1. About Connext Observability Framework
RTI® Connext® Observability Framework is a holistic solution that uses telemetry data to provide deep visibility into the current and past states of your Connext applications. This visibility makes it easier to proactively identify and resolve potential system issues, providing a higher level of confidence in the reliable operation of the system.
Observability Framework is part of Connext Professional.
1.1. Use Cases
Real-Time Remote Debugging. The framework delivers real-time access to telemetry data generated by Connext applications, including logs, Quality of Service (QoS) configurations, entity status changes (for example, liveliness or dropped samples), and discovery events. Developers can quickly correlate system behavior with this data to identify the precise cause and context of anomalies and failures. Debugging data is typically distributed within milliseconds and is not stored long-term, as it is primarily used for immediate troubleshooting in RTI Admin Console.
Operational Monitoring. The framework enables continuous system health and performance monitoring through metrics (for example, throughput), logs, and security events. It integrates seamlessly with observability backends and dashboard tools like Prometheus® and Grafana®, offering intuitive visualizations and proactive alerting to maintain operational excellence. Operational monitoring data is typically generated every few seconds to minutes and stored in time-series databases or log aggregators for long-term analysis.
1.2. Components
The Observability Framework consists of three RTI components:
Monitoring Library 2.0 instruments Connext applications to collect and forward telemetry data.
Collector Service aggregates telemetry data from multiple applications and either forwards it to backends for storage, makes it available to RTI Admin Console for real-time debugging, or relays it to other Collector Service instances for broader distribution.
Observability Dashboards A set of hierarchical Grafana dashboards that display alerts when a problem occurs and provides visualizations to help perform root cause analysis.
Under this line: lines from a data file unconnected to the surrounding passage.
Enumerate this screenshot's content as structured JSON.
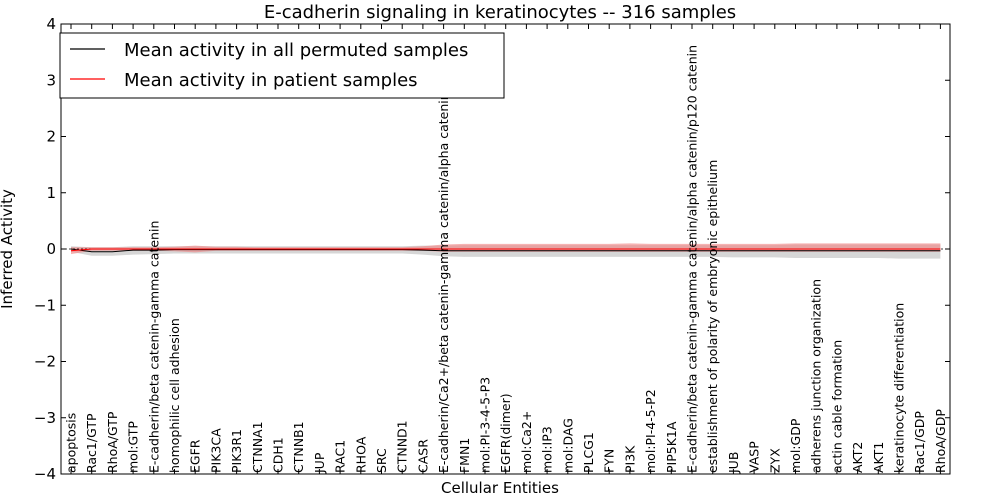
{
  "chart_data": {
    "type": "line",
    "title": "E-cadherin signaling in keratinocytes -- 316 samples",
    "xlabel": "Cellular Entities",
    "ylabel": "Inferred Activity",
    "ylim": [
      -4,
      4
    ],
    "yticks": [
      "−4",
      "−3",
      "−2",
      "−1",
      "0",
      "1",
      "2",
      "3",
      "4"
    ],
    "grid": false,
    "legend_position": "top-left",
    "categories": [
      "apoptosis",
      "Rac1/GTP",
      "RhoA/GTP",
      "mol:GTP",
      "E-cadherin/beta catenin-gamma catenin",
      "homophilic cell adhesion",
      "EGFR",
      "PIK3CA",
      "PIK3R1",
      "CTNNA1",
      "CDH1",
      "CTNNB1",
      "JUP",
      "RAC1",
      "RHOA",
      "SRC",
      "CTNND1",
      "CASR",
      "E-cadherin/Ca2+/beta catenin-gamma catenin/alpha catenin",
      "FMN1",
      "mol:PI-3-4-5-P3",
      "EGFR(dimer)",
      "mol:Ca2+",
      "mol:IP3",
      "mol:DAG",
      "PLCG1",
      "FYN",
      "PI3K",
      "mol:PI-4-5-P2",
      "PIP5K1A",
      "E-cadherin/beta catenin-gamma catenin/alpha catenin/p120 catenin",
      "establishment of polarity of embryonic epithelium",
      "JUB",
      "VASP",
      "ZYX",
      "mol:GDP",
      "adherens junction organization",
      "actin cable formation",
      "AKT2",
      "AKT1",
      "keratinocyte differentiation",
      "Rac1/GDP",
      "RhoA/GDP"
    ],
    "series": [
      {
        "name": "Mean activity in all permuted samples",
        "color": "#000000",
        "band_color": "#c8c8c8",
        "values": [
          0.0,
          -0.05,
          -0.05,
          -0.02,
          -0.02,
          -0.01,
          -0.01,
          -0.01,
          -0.01,
          -0.01,
          -0.01,
          -0.01,
          -0.01,
          -0.01,
          -0.01,
          -0.01,
          -0.01,
          -0.02,
          -0.03,
          -0.03,
          -0.03,
          -0.03,
          -0.03,
          -0.03,
          -0.03,
          -0.03,
          -0.03,
          -0.03,
          -0.03,
          -0.03,
          -0.03,
          -0.03,
          -0.03,
          -0.03,
          -0.03,
          -0.03,
          -0.03,
          -0.03,
          -0.03,
          -0.03,
          -0.03,
          -0.03,
          -0.03
        ],
        "lower": [
          -0.05,
          -0.12,
          -0.12,
          -0.1,
          -0.09,
          -0.08,
          -0.08,
          -0.08,
          -0.08,
          -0.08,
          -0.08,
          -0.08,
          -0.08,
          -0.08,
          -0.08,
          -0.08,
          -0.08,
          -0.1,
          -0.13,
          -0.14,
          -0.14,
          -0.14,
          -0.14,
          -0.14,
          -0.14,
          -0.14,
          -0.14,
          -0.14,
          -0.14,
          -0.14,
          -0.14,
          -0.14,
          -0.15,
          -0.15,
          -0.15,
          -0.16,
          -0.16,
          -0.16,
          -0.16,
          -0.16,
          -0.17,
          -0.17,
          -0.17
        ],
        "upper": [
          0.05,
          0.03,
          0.03,
          0.05,
          0.05,
          0.05,
          0.05,
          0.05,
          0.05,
          0.05,
          0.05,
          0.05,
          0.05,
          0.05,
          0.05,
          0.05,
          0.05,
          0.06,
          0.06,
          0.07,
          0.07,
          0.07,
          0.07,
          0.07,
          0.07,
          0.07,
          0.07,
          0.07,
          0.07,
          0.07,
          0.07,
          0.07,
          0.07,
          0.07,
          0.07,
          0.08,
          0.08,
          0.08,
          0.08,
          0.08,
          0.08,
          0.08,
          0.08
        ]
      },
      {
        "name": "Mean activity in patient samples",
        "color": "#ff0000",
        "band_color": "#f08080",
        "values": [
          -0.03,
          0.0,
          0.0,
          0.0,
          0.0,
          0.0,
          0.0,
          0.0,
          0.0,
          0.0,
          0.0,
          0.0,
          0.0,
          0.0,
          0.0,
          0.0,
          0.0,
          0.0,
          0.0,
          0.0,
          0.0,
          0.0,
          0.0,
          0.0,
          0.0,
          0.0,
          0.0,
          0.0,
          0.0,
          0.0,
          0.0,
          0.0,
          0.0,
          0.0,
          0.0,
          0.0,
          0.0,
          0.0,
          0.0,
          0.0,
          0.0,
          0.0,
          0.0
        ],
        "lower": [
          -0.09,
          -0.03,
          -0.03,
          -0.03,
          -0.03,
          -0.04,
          -0.06,
          -0.03,
          -0.03,
          -0.03,
          -0.03,
          -0.03,
          -0.03,
          -0.03,
          -0.03,
          -0.03,
          -0.03,
          -0.03,
          -0.05,
          -0.05,
          -0.05,
          -0.05,
          -0.05,
          -0.05,
          -0.05,
          -0.05,
          -0.05,
          -0.05,
          -0.05,
          -0.05,
          -0.05,
          -0.05,
          -0.05,
          -0.05,
          -0.05,
          -0.05,
          -0.05,
          -0.05,
          -0.05,
          -0.05,
          -0.05,
          -0.05,
          -0.05
        ],
        "upper": [
          0.03,
          0.03,
          0.03,
          0.03,
          0.03,
          0.04,
          0.06,
          0.04,
          0.04,
          0.03,
          0.03,
          0.03,
          0.03,
          0.03,
          0.03,
          0.03,
          0.03,
          0.05,
          0.08,
          0.09,
          0.09,
          0.09,
          0.09,
          0.09,
          0.09,
          0.09,
          0.09,
          0.1,
          0.09,
          0.09,
          0.09,
          0.09,
          0.09,
          0.09,
          0.09,
          0.1,
          0.1,
          0.1,
          0.1,
          0.1,
          0.1,
          0.1,
          0.1
        ]
      }
    ]
  }
}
The dashboards get the telemetry data from a Prometheus server and the logs from a Grafana Loki server.
1.3. Telemetry Data
Telemetry data provides insight into the internal state and behavior of Connext applications. Telemetry data can be generated at the application, middleware, and system levels. Regardless of the level, telemetry data can be categorized as observables (such as metrics), logs, security events, or traces.
Important
In this release, Observability Framework only supports middleware telemetry (observables, logs, and security events) and application logs.
For details, see the Telemetry Data chapter.
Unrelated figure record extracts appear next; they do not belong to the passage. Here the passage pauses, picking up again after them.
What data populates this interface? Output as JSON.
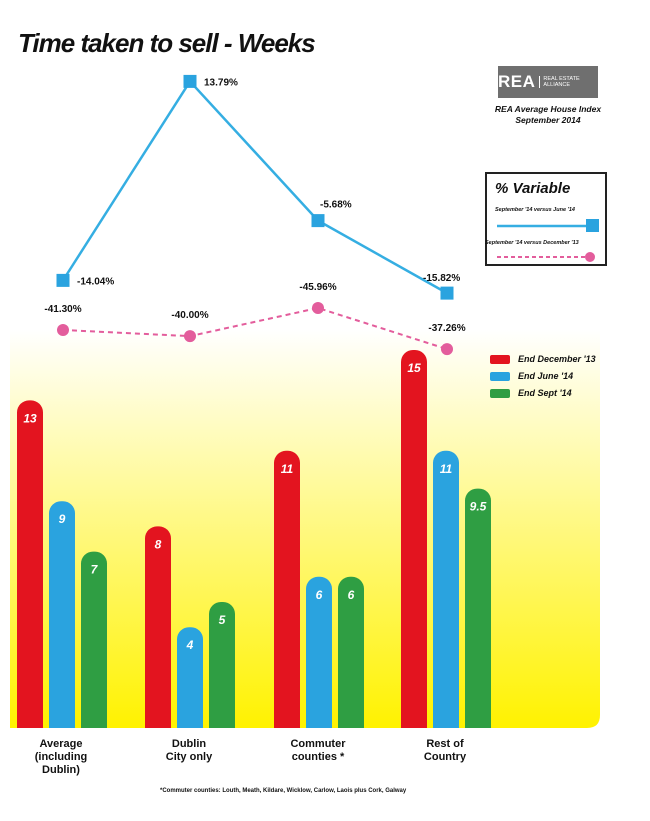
{
  "title": "Time taken to sell - Weeks",
  "logo": {
    "main": "REA",
    "sub": "REAL ESTATE ALLIANCE",
    "caption_line1": "REA Average House Index",
    "caption_line2": "September 2014"
  },
  "variable_legend": {
    "title": "% Variable",
    "line1_label": "September '14 versus June '14",
    "line2_label": "September '14 versus December '13"
  },
  "footnote": "*Commuter counties: Louth, Meath, Kildare, Wicklow, Carlow, Laois plus Cork, Galway",
  "colors": {
    "dec13": "#e3141f",
    "jun14": "#2aa3df",
    "sep14": "#2f9e43",
    "line_sep_jun": "#35aee2",
    "line_sep_dec": "#e35d9c",
    "bg_top": "#ffffff",
    "bg_bottom": "#fff200"
  },
  "chart_data": [
    {
      "type": "bar",
      "categories": [
        "Average\n(including\nDublin)",
        "Dublin\nCity only",
        "Commuter\ncounties *",
        "Rest of\nCountry"
      ],
      "series": [
        {
          "name": "End December '13",
          "values": [
            13,
            8,
            11,
            15
          ]
        },
        {
          "name": "End June '14",
          "values": [
            9,
            4,
            6,
            11
          ]
        },
        {
          "name": "End Sept '14",
          "values": [
            7,
            5,
            6,
            9.5
          ]
        }
      ],
      "value_labels": [
        [
          "13",
          "8",
          "11",
          "15"
        ],
        [
          "9",
          "4",
          "6",
          "11"
        ],
        [
          "7",
          "5",
          "6",
          "9.5"
        ]
      ],
      "ylim": [
        0,
        16.5
      ]
    },
    {
      "type": "line",
      "categories": [
        "Average\n(including\nDublin)",
        "Dublin\nCity only",
        "Commuter\ncounties *",
        "Rest of\nCountry"
      ],
      "series": [
        {
          "name": "September '14 versus June '14",
          "values": [
            -14.04,
            13.79,
            -5.68,
            -15.82
          ],
          "labels": [
            "-14.04%",
            "13.79%",
            "-5.68%",
            "-15.82%"
          ]
        },
        {
          "name": "September '14 versus December '13",
          "values": [
            -41.3,
            -40.0,
            -45.96,
            -37.26
          ],
          "labels": [
            "-41.30%",
            "-40.00%",
            "-45.96%",
            "-37.26%"
          ]
        }
      ]
    }
  ]
}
1.4. How Observability Framework Works
The RTI components that make up the framework work together to collect and distribute Connext application telemetry data.
1.4.1. Distribution of Telemetry Data
Each Connext application is instrumented with Monitoring Library 2.0, which collects telemetry data and sends it to a Collector Service instance. This service can forward the data directly to telemetry backends and monitoring tools, or relay it to other Collector Service instances for further distribution.
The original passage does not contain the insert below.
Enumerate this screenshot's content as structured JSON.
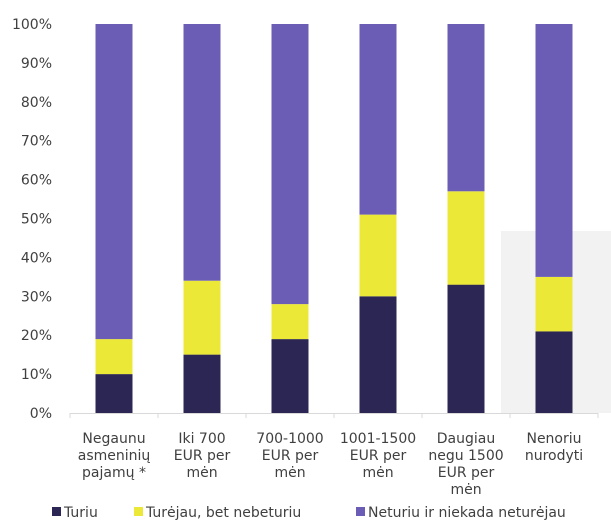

For details on telemetry data distribution, see the Monitoring Library 2.0 and Collector Service chapters.
1.4.2. Telemetry Backends
Collector Service provides native integration with Prometheus, as the time-series database that stores Connext metrics, and Grafana Loki®, as the log aggregation system that stores Connext logs and security events. Integration with other backends is possible using OpenTelemetry and the OpenTelemetry Collector.
For more information, see the Collector Service chapter.
1.4.3. Remote Debugging
Collector Service can be configured to provide telemetry data to RTI Admin Console via a WebSocket API. This configuration enables real-time debugging of Connext systems, even when they are running across different networks.
For more information, see Remote Debugging in the RTI Admin Console User’s Manual.
1.4.4. Control and Selection of Telemetry Data
Distributed system components can generate large volumes of telemetry data, but not all of it is necessary for effective problem detection. Observability Framework enables you to control the amount of telemetry data that is generated, forwarded, and stored. You can manage these settings at run-time and via an initial configuration.
For metrics, logs, and security events sent to third-party backends, you can manage the data flow using the Collector Service REST API.
For telemetry data sent to Admin Console, data is collected and forwarded only when Admin Console is actively consuming it.
1.4.5. Security
The Observability Framework provides mechanisms to secure the telemetry data generated by Connext applications and forwarded to telemetry backends or Admin Console.
Data in transit is secured using the RTI Security Plugins and Basic Authentication over HTTPS.
Data at rest is secured by the respective third-party telemetry backends.
For more details, see the Security chapter.